The Beginning of My Journey With Cerebral Palsy


I was born on Wednesday, December 20, 1989. I usually tell friends three things about my birthday. I’m happy I caught the last breath of 80’s fashion, I was just too excited to wait to meet everyone, and Christmas is way better than Valentine’s Day (This opinion is not influenced by my current single status.) The truth is much more involved than my smart-aleck quips convey.

On December 20, 1989, my mom was 33 weeks pregnant. She had been put on bed rest for a few weeks, no easy feat for a woman with an active 5-year-old and 7-year-old boy at home. She went into full blown preterm labor three days before I made my debut. The doctor attempted to stop contractions to allow my lungs and other vital organs to develop. However, the longer you stay in the hospital, the higher chance you have of developing an infection. My mom developed an infection which passed to me. Cue my curtain call.

My mom said that despite the early start, her labor was still long. Maybe this explains my obsession with being early for things… At some point, the doctor told my mom to change positions. She never does anything without purpose and demanded to know why. Apparently, my heart rate had dipped. The doctor was still cool with trying for a natural delivery, but my mom opted to sacrifice her smooth abdomen to ensure I was OK.

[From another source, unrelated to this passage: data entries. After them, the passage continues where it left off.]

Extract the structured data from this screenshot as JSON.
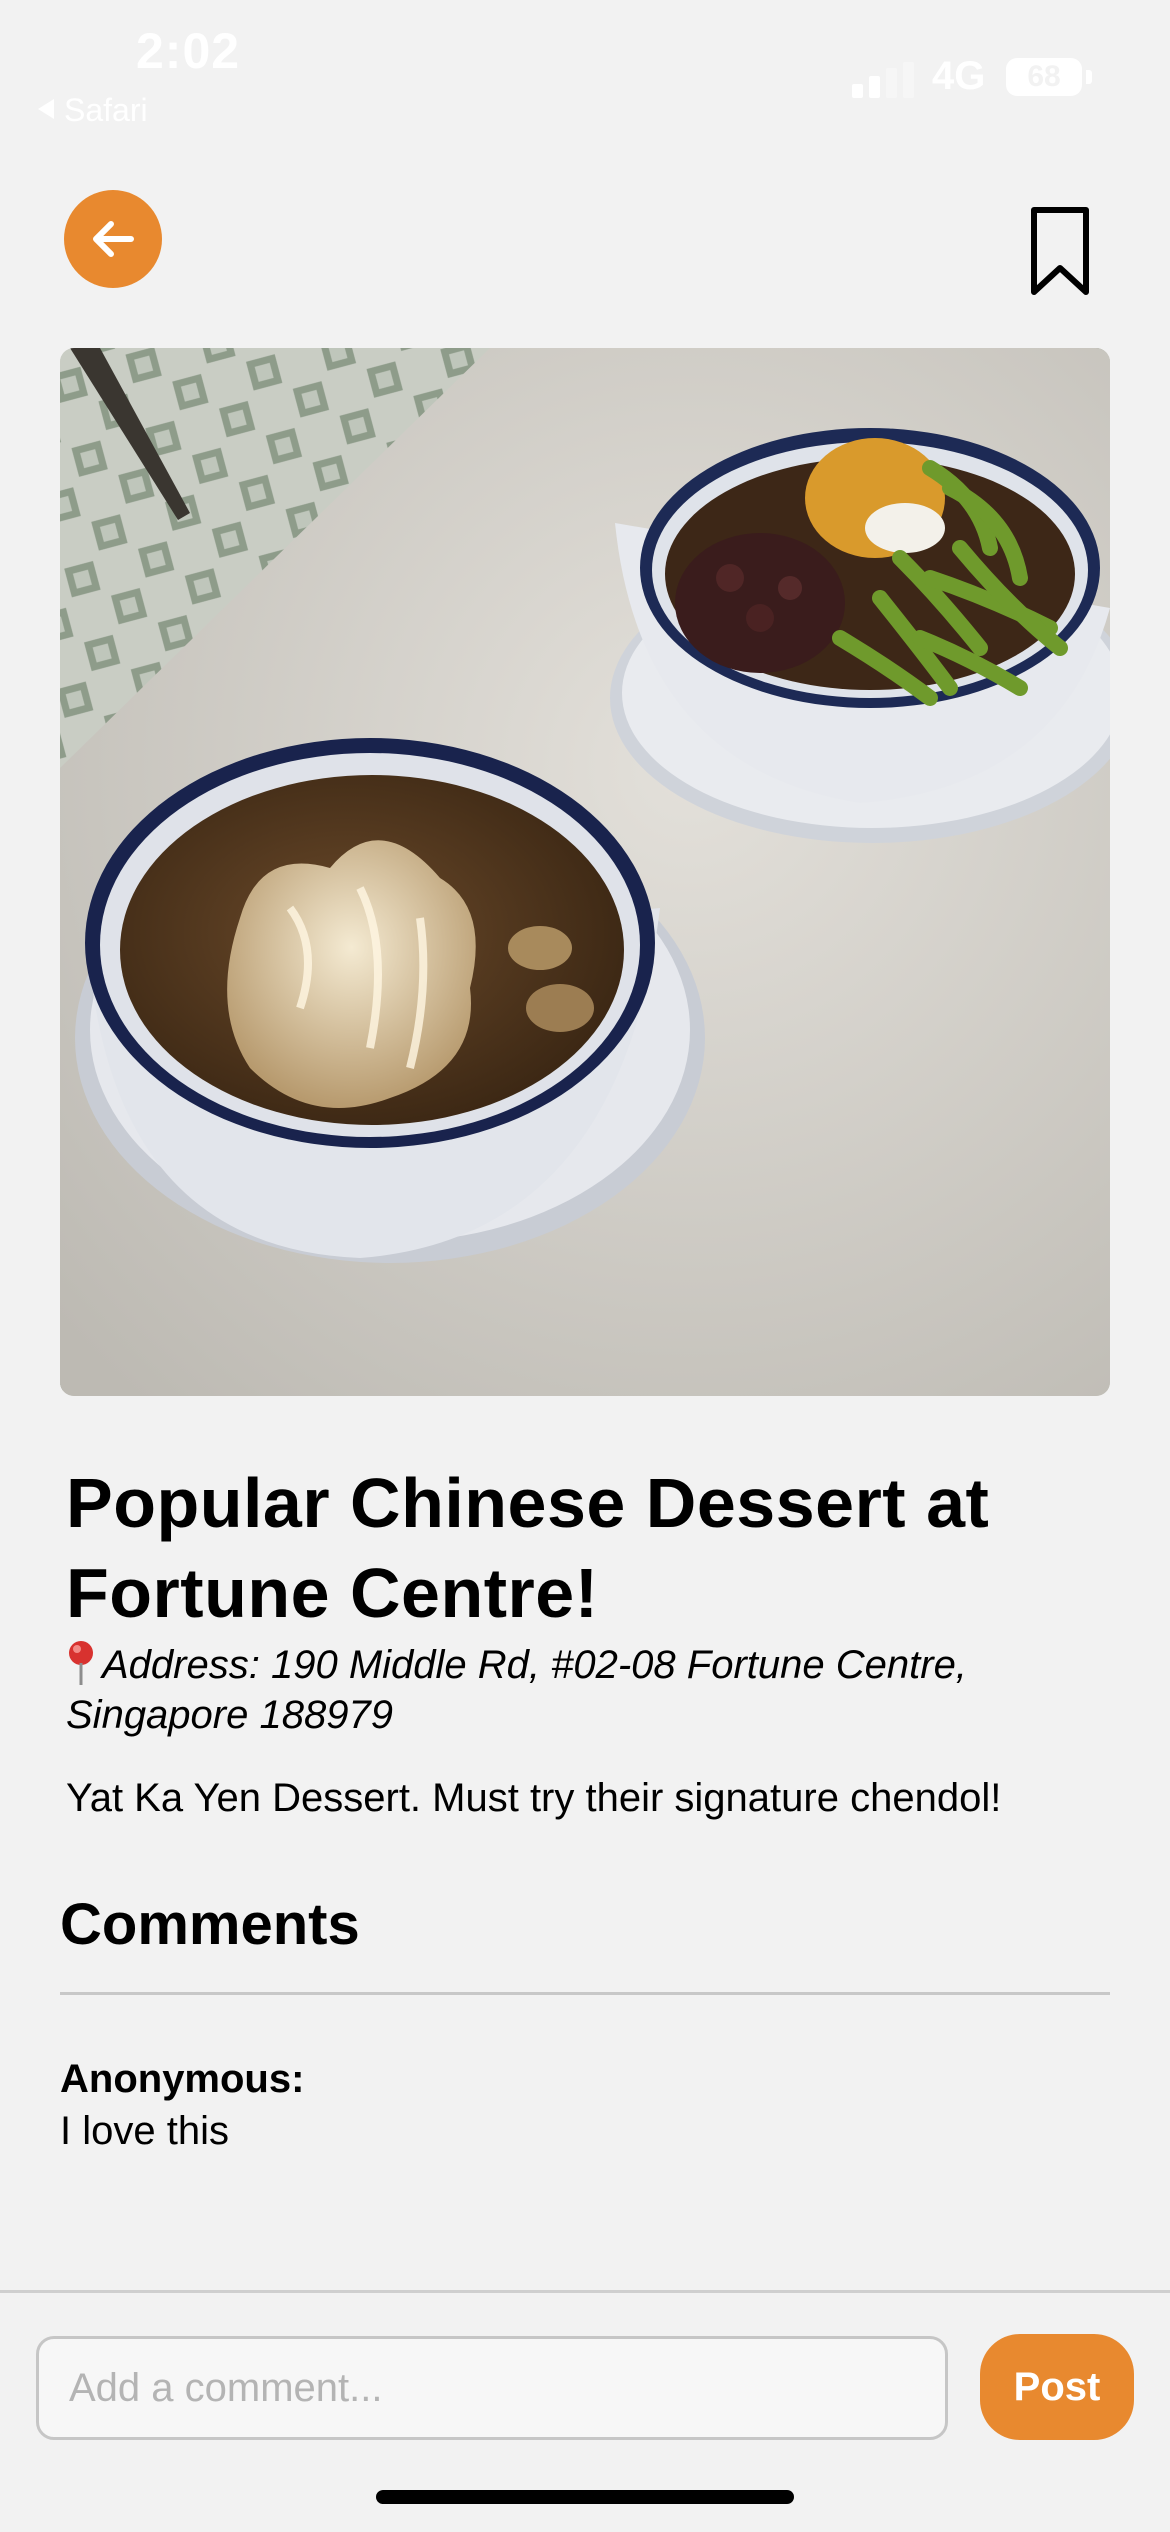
{
  "status_bar": {
    "time": "2:02",
    "back_app": "Safari",
    "network": "4G",
    "battery": "68"
  },
  "icons": {
    "back": "arrow-left-icon",
    "bookmark": "bookmark-icon",
    "location": "round-pushpin-icon"
  },
  "post": {
    "image_alt": "Two bowls of dessert: shaved ice dessert and chendol",
    "title": "Popular Chinese Dessert at Fortune Centre!",
    "address": "Address: 190 Middle Rd, #02-08 Fortune Centre, Singapore 188979",
    "description": "Yat Ka Yen Dessert. Must try their signature chendol!"
  },
  "comments": {
    "heading": "Comments",
    "items": [
      {
        "author": "Anonymous:",
        "text": "I love this"
      }
    ]
  },
  "composer": {
    "placeholder": "Add a comment...",
    "post_label": "Post"
  },
  "colors": {
    "accent": "#e8892f",
    "background": "#f2f2f2",
    "divider": "#c8c8c8"
  }
}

I made my entrance into the world at 11:24 p.m. My umbilical cord had wormed its way under my arm and around my neck, effectively cutting off my oxygen during contractions. I didn’t cry and my beginning APGAR score was poor. Thankfully, I managed to pinken up as much as a baby with jaundice could, and got within the APGAR safe zone at the five-minute mark. My mom did not get to hold me, but she told me that when she could, I fit in the crook of her forearm like a tiny football.

At the time of my birth, I was a whopping 4 pounds 14 ounces. I had an infection and severe jaundice. I needed a blood transfusion to combat these issues. My dad and I are not compatible blood types and my mom was too ill to donate. My parents had to put their faith in a nurse in the NICU. During the late 80’s, the AIDS crisis, my parents let a nurse give me her blood. My mom had me tested for AIDS later just in case. I was a cabbage patch doll dream come true, so I can’t blame her.

I came home three weeks later. I was hooked up to a heart monitor 24/7, and my parents were versed in infant CPR (they weren’t dealing with much anyway). One week after going home, my mom had to use her CPR skills and rush me to the hospital. She obviously knew what she was doing because I’m still here!

My development was an interesting thing to witness per my mom. Apparently, I would learn to do things, forget them, and do them again at the same level or better a few months later. I chalk it up to my brain rewiring itself around damage. Mom could tell before anyone that something was off with how I was developing. She tried to reason with my physical therapist, but he refused to say I was anything other than hypertonic. My diagnosis came from a neurologist when I was about 18 months old. According to a checklist, I had 18 out of 20 markers for cerebral palsy (I even got 90 percent grades as a baby!) This score combined with observations finally led to the answer my mom had been searching for.

Yes, I have cerebral palsy of the spastic diplegia variety. However, I don’t think having cerebral palsy is different from having brown hair or blue eyes. Sure, I make accommodations for myself every day, but I don’t see myself as less than able-bodied people. People are disabled by the environment, not because of the way they are born. I am different, not less.